As described above, the vehicular center pillar according to the invention enhances proof stress, and is particularly suited for enhancing the proof stress in the vehicle inward tumbling direction.
While the invention his been described with reference to the example embodiment thereof, it is to be understood that the invention is not limited to the described embodiment or constructions. To the contrary, the invention is intended to cover various modifications and equivalent arrangements. In addition, while the various elements of the example embodiment of the invention are shown in various combinations and configurations, other combinations and configurations, including more, less or only a single element, are also within the scope of the invention.

Claims

1. A vehicular center pillar that extends in a vertical direction of a vehicle, the vehicular center pillar comprising:

a pillar body that has flanges on front and rear sides thereof in a longitudinal direction of the vehicle respectively; and

a reinforcing member that connects the front flange to the rear flange, wherein

the reinforcing member includes a predetermined connection portion that rectilinearly connects the front flange to the rear flange along a virtual straight line that couples the front flange and the rear flange, which extend in the longitudinal direction, to each other,

and wherein the reinforcing member has a protrusion that protrudes in a vehicle width direction at a position different from the predetermined connection portion in the vertical direction.

2. The vehicular center pillar according to claim 1, wherein the predetermined connection portion is provided above a lower end of a window frame adjacent to the pillar body in the vertical direction.

3. (canceled)

4. The vehicular center pillar according to claim 1, wherein the reinforcing member fixes a seatbelt anchor thereto at the protrusion.

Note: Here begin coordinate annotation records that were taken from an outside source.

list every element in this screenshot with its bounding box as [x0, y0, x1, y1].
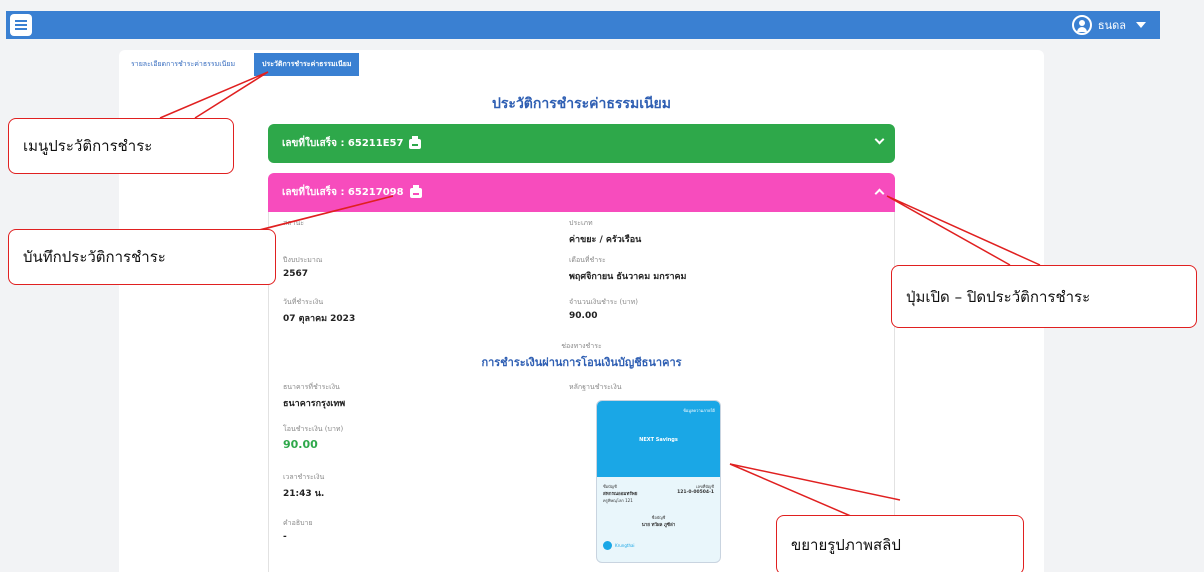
field-bank: ธนาคารที่ชำระเงิน ธนาคารกรุงเทพ — [283, 383, 346, 409]
callout-toggle: ปุ่มเปิด – ปิดประวัติการชำระ — [891, 265, 1197, 328]
user-name: ธนดล — [1097, 19, 1126, 32]
receipt-number: เลขที่ใบเสร็จ : 65217098 — [282, 187, 404, 198]
top-navbar: ธนดล — [6, 11, 1160, 39]
field-budget-year: ปีงบประมาณ 2567 — [283, 256, 323, 279]
chevron-down-icon[interactable] — [874, 134, 885, 145]
field-months: เดือนที่ชำระ พฤศจิกายน ธันวาคม มกราคม — [569, 256, 687, 282]
tab-payment-history[interactable]: ประวัติการชำระค่าธรรมเนียม — [254, 53, 360, 76]
field-pay-time: เวลาชำระเงิน 21:43 น. — [283, 473, 325, 499]
field-transfer-amount: โอนชำระเงิน (บาท) 90.00 — [283, 425, 344, 451]
tab-payment-details[interactable]: รายละเอียดการชำระค่าธรรมเนียม — [123, 53, 243, 76]
page-title: ประวัติการชำระค่าธรรมเนียม — [492, 96, 671, 112]
field-status: สถานะ — [283, 219, 304, 227]
receipt-number: เลขที่ใบเสร็จ : 65211E57 — [282, 138, 404, 149]
callout-menu: เมนูประวัติการชำระ — [8, 118, 234, 174]
caret-down-icon — [1136, 22, 1146, 28]
receipt-header-expanded[interactable]: เลขที่ใบเสร็จ : 65217098 — [268, 173, 895, 212]
payment-slip-image[interactable]: ข้อมูลความภายใต้ NEXT Savings ชื่อบัญชี … — [596, 400, 721, 563]
receipt-header-collapsed[interactable]: เลขที่ใบเสร็จ : 65211E57 — [268, 124, 895, 163]
printer-icon[interactable] — [409, 135, 422, 149]
channel-label: ช่องทางชำระ — [561, 342, 602, 350]
user-menu[interactable]: ธนดล — [1071, 13, 1146, 37]
printer-icon[interactable] — [409, 184, 422, 198]
chevron-up-icon[interactable] — [874, 188, 885, 199]
callout-zoom: ขยายรูปภาพสลิป — [776, 515, 1024, 572]
field-evidence: หลักฐานชำระเงิน — [569, 383, 622, 391]
field-description: คำอธิบาย - — [283, 519, 313, 542]
bank-logo-icon — [603, 541, 612, 550]
user-avatar-icon — [1071, 15, 1092, 35]
channel-value: การชำระเงินผ่านการโอนเงินบัญชีธนาคาร — [481, 356, 682, 369]
field-pay-date: วันที่ชำระเงิน 07 ตุลาคม 2023 — [283, 298, 356, 324]
field-amount: จำนวนเงินชำระ (บาท) 90.00 — [569, 298, 639, 321]
field-type: ประเภท ค่าขยะ / ครัวเรือน — [569, 219, 642, 245]
hamburger-menu-icon[interactable] — [10, 14, 32, 36]
callout-record: บันทึกประวัติการชำระ — [8, 229, 276, 285]
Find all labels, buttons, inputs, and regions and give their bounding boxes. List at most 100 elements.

5. The vehicular center pillar according to claim 1, wherein the reinforcing member is joined to the front flange and the rear flange at a plurality of joint points along the vertical direction respectively, and

at least one of the joint points are set at the predetermined connection portion.

6. The vehicular center pillar according to claim 2, wherein the predetermined connection portion is formed at a lower end portion of the reinforcing member.

7. The vehicular center pillar according to claim 2, wherein:

the center pillar includes a hollow portion surrounded by the pillar body; and the predetermined connection portion is formed at a location where a cross-sectional area of the hollow portion of the center pillar that has remained substantially constant along the vertical direction begins to change.

8. The vehicular center pillar according to claim 2, wherein the predetermined connection portion is formed at a location where an inclination of the center pillar in a vehicle width direction changes.

9. A vehicle comprising the vehicular center pillar according to claim 1.